Researchers looked at the association between statins and admission for acute kidney injury in patients both with and without existing chronic kidney disease.
Finally, they performed a meta-analysis of the results from all the centres involved in the study. This involved pooling the results of the separate studies to give an overall comparison of admissions to hospital for kidney injury for patients on high- and low-dose statins.
During the study period, 2,067,639 patients were newly treated with statins. Of these, 59,636 (2.88%) had existing chronic kidney disease, with about 33% receiving high potency statins. Within 120 days of starting their current statin treatment, there were 4,691 admissions to hospital for acute kidney injury in people without chronic kidney disease, and 1,896 hospitalisations in those with chronic kidney injury.
Use of high-dose statins is associated with an increased risk of diagnosis for acute kidney injury compared with low potency statins, the researchers say, with the effect strongest in the first 120 days of treatment.
They argue that given "what is likely to be a small magnitude of incremental cardiovascular benefit" of high-dose statins over low-dose statins, "a pressing question is how to identify patients for whom the risk-benefit balance for high [dose] statin treatment is unfavourable."
This is a large and valuable study using data on more than two million people from Canada, the US and the UK who were prescribed statins. The study found an association between starting a new high-dose statin treatment with an increased risk of being hospitalised for acute kidney injury. Interestingly, though, the association was only seen in people without a history of kidney disease – those with chronic kidney disease were at no higher risk of hospitalisation for acute kidney injury.
As the researchers say, while previous studies have suggested that statins may have possible harmful effects on the kidney, the link has remained unclear. This study addresses this concern by combining a large dataset to specifically look at the potential risk of acute kidney injury. The study is a valuable addition to the body of evidence on the potential benefits and risks of this commonly prescribed treatment.
This type of observational study involving very large numbers of patients can help us investigate possible rare adverse effects of drug treatment that may be missed in randomised controlled trials. However, the study does have limitations, including the possible misclassification of disease.
It is also difficult to imply causation and say that higher dose statins were directly the cause of acute kidney injury in these people.
As people have not been randomised to their statin dose (they have presumably been prescribed their given dose for a reason), it is possible that other health factors (confounders) may be associated with the person both being prescribed a higher statin dose and being at increased risk of acute kidney disease.

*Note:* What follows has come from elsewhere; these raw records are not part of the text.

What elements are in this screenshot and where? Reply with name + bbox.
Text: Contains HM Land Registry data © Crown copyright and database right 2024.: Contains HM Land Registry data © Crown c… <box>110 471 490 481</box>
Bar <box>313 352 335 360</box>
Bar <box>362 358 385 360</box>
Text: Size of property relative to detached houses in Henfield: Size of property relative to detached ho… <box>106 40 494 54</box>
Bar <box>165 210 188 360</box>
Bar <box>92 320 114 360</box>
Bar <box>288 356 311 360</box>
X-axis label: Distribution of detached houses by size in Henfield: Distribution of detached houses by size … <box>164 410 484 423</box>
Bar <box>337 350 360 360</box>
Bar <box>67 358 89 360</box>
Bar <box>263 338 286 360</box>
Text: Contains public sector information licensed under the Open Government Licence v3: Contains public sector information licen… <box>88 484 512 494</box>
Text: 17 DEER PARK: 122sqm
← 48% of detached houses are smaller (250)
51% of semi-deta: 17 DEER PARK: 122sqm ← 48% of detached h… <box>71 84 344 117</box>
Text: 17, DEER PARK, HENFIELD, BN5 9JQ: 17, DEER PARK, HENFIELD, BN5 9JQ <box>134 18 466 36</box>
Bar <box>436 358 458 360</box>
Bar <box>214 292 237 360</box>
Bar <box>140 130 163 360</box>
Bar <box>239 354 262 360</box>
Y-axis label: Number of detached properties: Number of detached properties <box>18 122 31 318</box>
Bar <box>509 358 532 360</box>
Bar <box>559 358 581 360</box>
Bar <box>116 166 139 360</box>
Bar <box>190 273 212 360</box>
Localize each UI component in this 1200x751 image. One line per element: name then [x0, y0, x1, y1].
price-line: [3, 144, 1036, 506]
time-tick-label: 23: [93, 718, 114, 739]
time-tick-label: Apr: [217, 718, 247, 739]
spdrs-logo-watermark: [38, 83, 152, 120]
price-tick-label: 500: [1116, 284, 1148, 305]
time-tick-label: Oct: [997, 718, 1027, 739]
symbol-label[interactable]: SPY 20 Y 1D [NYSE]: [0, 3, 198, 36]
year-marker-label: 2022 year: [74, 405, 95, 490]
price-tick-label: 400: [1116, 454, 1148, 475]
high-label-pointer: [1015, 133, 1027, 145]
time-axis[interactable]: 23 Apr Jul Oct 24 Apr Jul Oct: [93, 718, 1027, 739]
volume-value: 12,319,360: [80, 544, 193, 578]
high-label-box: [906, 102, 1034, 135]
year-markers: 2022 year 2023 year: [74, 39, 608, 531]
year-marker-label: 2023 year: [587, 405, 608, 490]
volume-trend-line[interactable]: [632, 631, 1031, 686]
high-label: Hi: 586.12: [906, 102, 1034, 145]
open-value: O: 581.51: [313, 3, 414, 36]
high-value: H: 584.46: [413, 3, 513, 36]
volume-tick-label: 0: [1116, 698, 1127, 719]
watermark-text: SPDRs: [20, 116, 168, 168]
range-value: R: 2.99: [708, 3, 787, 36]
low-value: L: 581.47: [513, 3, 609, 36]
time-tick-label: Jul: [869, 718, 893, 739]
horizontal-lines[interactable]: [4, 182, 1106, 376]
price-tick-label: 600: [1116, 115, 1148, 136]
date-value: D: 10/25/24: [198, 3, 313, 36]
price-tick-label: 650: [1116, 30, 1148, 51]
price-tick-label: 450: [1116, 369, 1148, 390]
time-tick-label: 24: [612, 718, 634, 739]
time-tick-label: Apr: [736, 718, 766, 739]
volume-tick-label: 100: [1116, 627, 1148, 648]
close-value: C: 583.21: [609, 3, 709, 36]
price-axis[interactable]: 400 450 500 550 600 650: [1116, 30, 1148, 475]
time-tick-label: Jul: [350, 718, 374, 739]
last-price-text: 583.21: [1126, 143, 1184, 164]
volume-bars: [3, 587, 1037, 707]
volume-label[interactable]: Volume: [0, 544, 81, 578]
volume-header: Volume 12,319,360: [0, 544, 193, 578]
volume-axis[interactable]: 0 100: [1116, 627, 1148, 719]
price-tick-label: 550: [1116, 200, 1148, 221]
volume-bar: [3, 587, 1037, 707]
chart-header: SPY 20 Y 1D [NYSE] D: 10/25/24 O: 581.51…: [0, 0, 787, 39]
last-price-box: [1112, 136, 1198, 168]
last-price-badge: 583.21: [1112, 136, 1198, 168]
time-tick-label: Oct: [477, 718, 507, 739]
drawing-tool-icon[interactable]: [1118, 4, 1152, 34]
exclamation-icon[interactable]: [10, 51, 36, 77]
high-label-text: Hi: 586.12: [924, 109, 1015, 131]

It is most important to be aware that acute kidney disease was very rare among the people in this study. As the authors themselves estimate, the association between high-dose statins and the risk of kidney injury appears to be uncommon. They say 1,700 patients would need to be treated with a high-dose (rather than a low-dose) statin in order to cause one acute kidney injury.
Statins have been used extensively to prevent and treat cardiovascular disease for many years. It is estimated that statins save 7,000 lives a year in the UK.
For the vast majority of people prescribed a statin, the benefits of taking a statin – in terms of reduced risk of cardiovascular disease events, such as heart attack or stroke – greatly outweigh any possible increased risk of acute kidney injury, due to the rarity of these events.
However, for any drug an important concern for patients and their doctors is to identify the dose that optimises the benefits of treatment while minimising the risks.